Intenerito fino al piangerne, l'imperatore consentì a ciò che Nilo dimandava; ma il papa, irritato certamente di essere stato così male rimeritato nella sua clemenza con Crescenzio, fece da capo condurre Filagato per tutta la città, con lacere le vesti e cavalcando un asino a rovescio. Allora Nilo si abbandonò all'eccesso del suo dolore, il suo zelo si rinfiammò e disse: "Dappoichè essi non hanno pietà di colui che Dio diede nelle loro mani, il Padre celeste non sentirà pietà de' loro peccati". e se ne partì bruscamente insiem coi fratelli che lo accompagnavano, viaggiò tutta la notte, e il giorno appresso giunse al suo monastero.

Avendo intanto l'imperatore celebrato a Roma la festa di Pasqua, che in quell'anno 997 cadeva il 17 aprile, studiò a sforzare il patrizio Crescenzio nel castello di S. Angelo, in cui questo ribelle si teneva sempre racchiuso. In tale impresa egli impiegò un alemanno chiamato Thamme, lodato da molta valenzia e domestico moltissimo di lui. Ma siccome la fortezza era tenuta per inespugnabile, supplendo l'arte coll'artificio e il tradimento, Thamme promise con giuramento sicurezza a Crescenzio col consenso dell'imperatore. Nondimeno quando il patrizio si fu arreso, Ottone gli fece spiccare il capo il 29 aprile, pena che si meritava certo lo sturbatore della Chiesa, ma che gli venne inflitta contra la fede giurata".
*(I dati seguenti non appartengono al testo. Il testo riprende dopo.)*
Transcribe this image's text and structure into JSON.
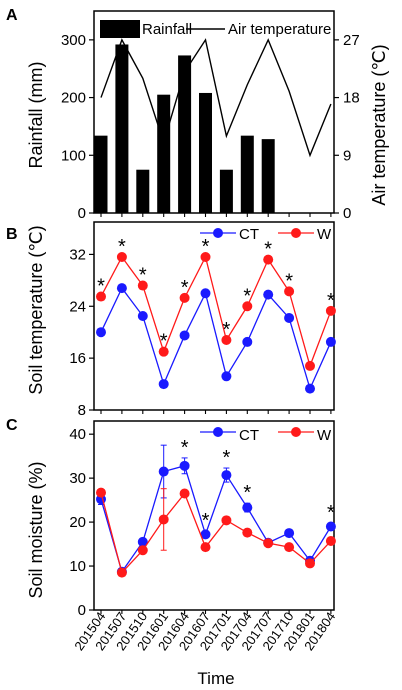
{
  "panel_letters": [
    "A",
    "B",
    "C"
  ],
  "xlabel": "Time",
  "colors": {
    "ct": "#1a1aff",
    "w": "#ff1a1a",
    "rain": "#000000",
    "temp": "#000000"
  },
  "chart_data": [
    {
      "panel": "A",
      "type": "bar+line",
      "categories": [
        "201504",
        "201507",
        "201510",
        "201601",
        "201604",
        "201607",
        "201701",
        "201704",
        "201707",
        "201710",
        "201801",
        "201804"
      ],
      "series": [
        {
          "name": "Rainfall",
          "type": "bar",
          "axis": "left",
          "values": [
            134,
            292,
            75,
            205,
            273,
            208,
            75,
            134,
            128,
            null,
            null,
            null
          ]
        },
        {
          "name": "Air temperature",
          "type": "line",
          "axis": "right",
          "values": [
            18,
            27,
            21,
            11,
            22,
            27,
            12,
            20,
            27,
            19,
            9,
            17
          ]
        }
      ],
      "ylabel": "Rainfall (mm)",
      "y2label": "Air temperature (℃)",
      "ylim": [
        0,
        350
      ],
      "yticks": [
        0,
        100,
        200,
        300
      ],
      "y2lim": [
        0,
        31.5
      ],
      "y2ticks": [
        0,
        9,
        18,
        27
      ],
      "legend": "top"
    },
    {
      "panel": "B",
      "type": "line",
      "categories": [
        "201504",
        "201507",
        "201510",
        "201601",
        "201604",
        "201607",
        "201701",
        "201704",
        "201707",
        "201710",
        "201801",
        "201804"
      ],
      "series": [
        {
          "name": "CT",
          "values": [
            20,
            26.8,
            22.5,
            12,
            19.5,
            26,
            13.2,
            18.5,
            25.8,
            22.2,
            11.3,
            18.5
          ]
        },
        {
          "name": "W",
          "values": [
            25.5,
            31.6,
            27.2,
            17,
            25.3,
            31.6,
            18.8,
            24,
            31.2,
            26.3,
            14.8,
            23.3
          ]
        }
      ],
      "significance": [
        "*",
        "*",
        "*",
        "*",
        "*",
        "*",
        "*",
        "*",
        "*",
        "*",
        "",
        "*"
      ],
      "ylabel": "Soil temperature (℃)",
      "ylim": [
        8,
        37
      ],
      "yticks": [
        8,
        16,
        24,
        32
      ],
      "legend": "top-right"
    },
    {
      "panel": "C",
      "type": "line",
      "categories": [
        "201504",
        "201507",
        "201510",
        "201601",
        "201604",
        "201607",
        "201701",
        "201704",
        "201707",
        "201710",
        "201801",
        "201804"
      ],
      "series": [
        {
          "name": "CT",
          "values": [
            25.2,
            8.7,
            15.5,
            31.5,
            32.8,
            17.2,
            30.7,
            23.3,
            15.3,
            17.5,
            11.2,
            19
          ],
          "error": [
            1.2,
            0.6,
            0.8,
            6,
            1.8,
            0.8,
            1.6,
            1,
            0.6,
            0.8,
            0.6,
            0.8
          ]
        },
        {
          "name": "W",
          "values": [
            26.7,
            8.5,
            13.6,
            20.6,
            26.5,
            14.3,
            20.4,
            17.6,
            15.2,
            14.3,
            10.6,
            15.7
          ],
          "error": [
            0.8,
            0.6,
            0.8,
            7,
            0.8,
            0.6,
            0.8,
            0.6,
            0.6,
            0.6,
            0.6,
            0.8
          ]
        }
      ],
      "significance": [
        "",
        "",
        "",
        "",
        "*",
        "*",
        "*",
        "*",
        "",
        "",
        "",
        "*"
      ],
      "ylabel": "Soil moisture (%)",
      "ylim": [
        0,
        43
      ],
      "yticks": [
        0,
        10,
        20,
        30,
        40
      ],
      "legend": "top-right"
    }
  ]
}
Era San Nilo giunto all'età decrepita di sopra 90 anni, e aspettava ogni momento il suo passaggio da quest'esilio alla patria celeste, quando seppe, che il principe di Gaeta aveva risoluto, morto ch'ei fosse, di trasferire il suo corpo con grande onore nella sua città, poiché sperava di ottenere per mezzo di quelle reliquie una speciale protezione del cielo alla medesima città. San Nilo pertanto, che aveva un sommo disprezzo di sé stesso, e aborriva ogni sorta di onorificenza agli occhi del mondo, e in vita e dopo morte, si partì da quel luogo con alcuni de' suoi monaci, e preso il cammino verso Roma, si fermò in un piccolo monastero, detto Sant'Agata, posto nel territorio di Tusculo, chiamato dipoi Frascati, dove dimoravano alcuni monaci greci. - Il conte Gregorio, padrone di Tusculo, ciò risaputo, andò a trovare il santo, e gettatosi a' suoi piedi, lo pregò istantemente ad accettare quel sito, che più gli fosse a grado, per sé e pei suoi compagni. Accettò il santo questa offerta, e stabilì la sua dimora in un luogo solitario, detto Grotta Ferrata, dove vennero eziandio ad unirsi colo loro beato maestro e padre tutti i monaci, ch'erano rimasti a Serperi, e quivi dopo la sua morte fu poi edificato il celebre monastero di Grotta Ferrata, nel quale fino a' giorni nostri si osserva da' monaci che vi dimorano la regola di san Basilio, e si celebrano i divini uffizi in lingua greca, in memoria e venerazione di san Nilo loro istitutore. Finalmente il santo consumato dagli anni della sua decrepita età, ch'era di 95 anni, e dalla sue penitenze, nelle quali aveva perseverato per lo spazio di 65 ani dopo la sua conversione, rendé placidamente lo spirito al suo Creatore ai 26 settembre dell'anno 1005, avendo prima di morire ordinato a' suoi monaci, che subito, che fosse spirato, seppellissero il suo corpo senz'alcuna pompa funebre, e senza che apparisse segno alcuno che indicasse il luogo ove giaceva sepolto.

I lavori dell'abbazia vennero terminati qualche anno dopo la morte di San Nilo, sotto San Bartolomeo. Essa divenne un punto di riferimento per la cultura greca in Italia e la conservazione del rito bizantino nella Chiesa cattolica romana. Nel corso del millennio della sua esistenza ha annoverato una forte presenza di monaci di origine albanese svolgendo un importante ruolo nella conservazione, diffusione e sviluppo della cultura arberesh: la sua biblioteca e i suoi archivi sono una fonte inesauribile di notizie tanto di carattere linguistico che storico.